We had a lot of questions and couldn’t get to them all! I’ll take a shot at answering the remaining ones, below. Note that these are my answers, not Pete’s—though Pete is welcome to chime in with additions and corrections
What are the current research challenges in TinyML.
There are many! Here are a few of the big topics:
- Model compression; how do you get a model that has the same performance but is smaller in size or takes less time to compute? Includes quantization, sparsity, and binarization.
- Runtime architectures. TensorFlow Lite uses an interpreter, but some approaches use code-generation.
- Hardware architectures. Can we design custom silicon that is especially suited to running tiny models with low power?
- Training techniques for tiny models. Reducing model size has only recently become a goal; are there approaches to training that give better results than the approaches used with larger models? Includes distillation, pruning.
I have been using TinyML for a while. Any guidelines on how much memory should be allocated for the tensor-arena in inference engine ?

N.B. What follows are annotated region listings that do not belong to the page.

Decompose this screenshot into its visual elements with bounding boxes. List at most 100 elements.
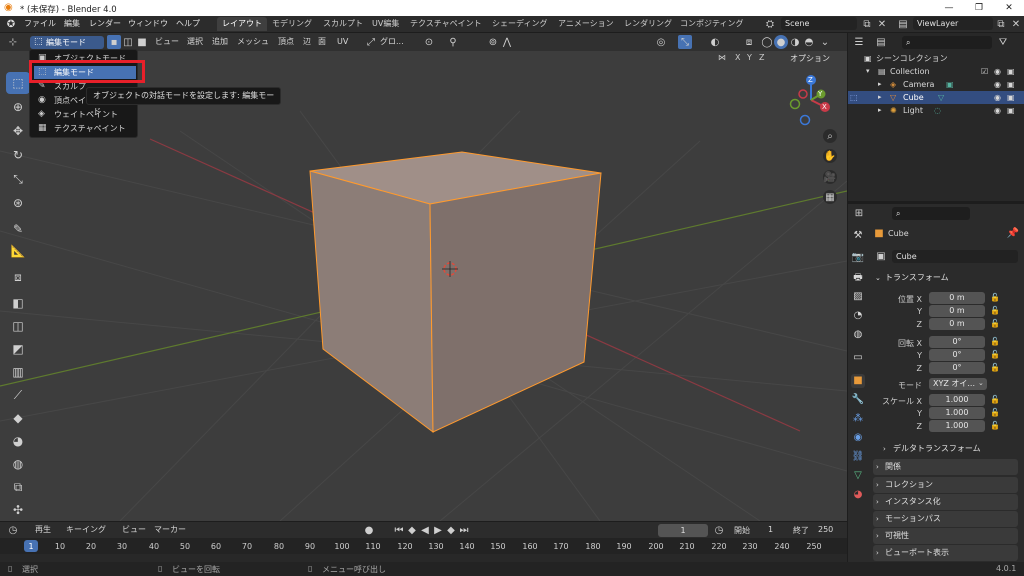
menu-view[interactable]: ビュー <box>122 523 146 537</box>
shading-solid-icon[interactable]: ● <box>774 35 788 49</box>
menu-edge[interactable]: 辺 <box>303 35 311 49</box>
tab-uv-editing[interactable]: UV編集 <box>367 17 404 31</box>
delete-scene-icon[interactable]: ✕ <box>875 17 889 31</box>
auto-key-icon[interactable]: ● <box>362 523 376 537</box>
minimize-button[interactable]: — <box>934 0 964 16</box>
measure-tool-icon[interactable]: 📐 <box>6 240 30 262</box>
viewport-display-section[interactable]: › ビューポート表示 <box>873 545 1018 561</box>
outliner-item-camera[interactable]: ▸ ◈ Camera ▣ ◉ ▣ <box>848 78 1024 91</box>
menu-window[interactable]: ウィンドウ <box>128 18 168 29</box>
shrink-fatten-tool-icon[interactable]: ✣ <box>6 499 30 521</box>
zoom-icon[interactable]: ⌕ <box>823 129 837 143</box>
visibility-section[interactable]: › 可視性 <box>873 528 1018 544</box>
move-tool-icon[interactable]: ✥ <box>6 120 30 142</box>
xray-icon[interactable]: ⧈ <box>742 35 756 49</box>
render-tab-icon[interactable]: 📷 <box>851 251 865 265</box>
mirror-x-toggle[interactable]: X <box>735 53 740 62</box>
falloff-icon[interactable]: ⋀ <box>500 35 514 49</box>
vertex-select-icon[interactable]: ▪ <box>107 35 121 49</box>
tab-sculpt[interactable]: スカルプト <box>318 17 368 31</box>
perspective-grid-icon[interactable]: ▦ <box>823 190 837 204</box>
filter-icon[interactable]: ⛛ <box>996 35 1010 49</box>
cursor-tool-icon[interactable]: ⊕ <box>6 96 30 118</box>
rotation-z-field[interactable]: 0° <box>929 362 985 374</box>
shading-options-icon[interactable]: ⌄ <box>818 35 832 49</box>
menu-add[interactable]: 追加 <box>212 35 228 49</box>
extrude-tool-icon[interactable]: ◧ <box>6 292 30 314</box>
menu-file[interactable]: ファイル <box>24 18 56 29</box>
instancing-section[interactable]: › インスタンス化 <box>873 494 1018 510</box>
pan-hand-icon[interactable]: ✋ <box>823 149 837 163</box>
object-name-field[interactable]: Cube <box>892 250 1018 263</box>
motion-paths-section[interactable]: › モーションパス <box>873 511 1018 527</box>
outliner-search-input[interactable]: ⌕ <box>902 36 992 49</box>
mode-menu-item-weight-paint[interactable]: ◈ ウェイトペイント <box>34 108 136 121</box>
scale-x-field[interactable]: 1.000 <box>929 394 985 406</box>
inset-tool-icon[interactable]: ◫ <box>6 315 30 337</box>
render-camera-icon[interactable]: ▣ <box>1007 91 1015 104</box>
location-x-field[interactable]: 0 m <box>929 292 985 304</box>
collections-section[interactable]: › コレクション <box>873 477 1018 493</box>
display-mode-icon[interactable]: ▤ <box>874 35 888 49</box>
expand-collection-icon[interactable]: ▾ <box>866 65 870 78</box>
transform-orientation-dropdown[interactable]: グロ... <box>380 35 404 49</box>
play-icon[interactable]: ▶ <box>431 523 445 537</box>
timeline-frame-ruler[interactable]: 1 10 20 30 40 50 60 70 80 90 100 110 120… <box>0 538 847 554</box>
menu-uv[interactable]: UV <box>337 35 348 49</box>
particles-tab-icon[interactable]: ⁂ <box>851 412 865 426</box>
lock-icon[interactable]: 🔓 <box>990 319 1000 328</box>
maximize-button[interactable]: ❐ <box>964 0 994 16</box>
transform-tool-icon[interactable]: ⊛ <box>6 192 30 214</box>
tab-rendering[interactable]: レンダリング <box>619 17 677 31</box>
visibility-eye-icon[interactable]: ◉ <box>994 65 1001 78</box>
menu-face[interactable]: 面 <box>318 35 326 49</box>
navigation-gizmo[interactable] <box>785 72 841 128</box>
tab-layout[interactable]: レイアウト <box>217 17 267 31</box>
lock-icon[interactable]: 🔓 <box>990 306 1000 315</box>
snap-icon[interactable]: ⚲ <box>446 35 460 49</box>
lock-icon[interactable]: 🔓 <box>990 363 1000 372</box>
outliner-item-cube[interactable]: ⬚ ▸ ▽ Cube ▽ ◉ ▣ <box>848 91 1024 104</box>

It’s currently best tackled by trial-and-error; write some unit tests that run your model, start with a big tensor arena size, and just keep making it smaller until your code no longer runs. The size required for a given model remains static between inferences.
Q: If we do research which is best device for benchmarking.
We’ve found it useful to focus on devices with an Arm Cortex-M core, since these represent the typical range of specs for embedded devices. The M4 is probably the sweet spot right now in terms of balance between capability and power use.
is there a danger of over-optimizing for Tiny-ness? For e.g., we spent years developing computationally-efficient ML techniques but GPUs came along and now you can do deep learning on desktops. Could the same thing happen in the next 5 years where we have large compute on tiny form-factors or do we run up against the laws of physics w.r.t to power requirements?
There is some particularly impressive hardware in development that will make it easier to run larger models on-device, or run the same models using less power—for example, Arm’s Ethos-U55, or Eta Compute’s ECM3531. Devices are likely to become more capable, but the same is true of higher power accelerators, so TinyML will continue to exist as a concept.
What is the inferencing rate of the camera on sparkfun edge?
I believe it’s a few seconds per inference using the latest Arm CMSIS-NN optimizations. I haven’t tried this yet myself, though!
Is there an open source driver for the camera for the sparkfun edge?
Yes, the camera module is the HM01B0 and you can find the driver here:
Is the K210 / Sipeed boards supported?
I haven’t used the K210, but I think it comes with a compiler that is able to generate C code from TensorFlow Lite models. This is a different approach than used by TensorFlow Lite for Microcontrollers, which is a runtime that can interpret and execute the models directly. So you can use some of the TensorFlow Lite tooling, but not all of it.
Any HW support/suggestions for training on the edge?
There’s not much out there around training on the edge! It’s generally difficult due to the compute constraints and lack of labelled data, but I believe TensorFlow Lite will support training on mobile devices soon. It’s unlikely this will come to TensorFlow Lite for Microcontrollers.
Is there a benchmark program you recommend to measure whether a device can run TinyML efficiently?
You could start by modifying the TensorFlow Lite for Microcontrollers test suites, which run several different models:
Hi. Looking to create Edge ML for nature classifier with a camera and audio to use on an IoT network on the Edge for a park. Finding that balance with power such as using Coral which we do now that needs a power line and battery power that lasts a few days at least what would you recommend.
This depends a lot on what you need to do with the camera. If you’re looking for real-time inference, you’ll need something bigger than TinyML (at least for the time being). If you can get away with an inference every few seconds, something with the power of an Arm Cortex-M4 should work.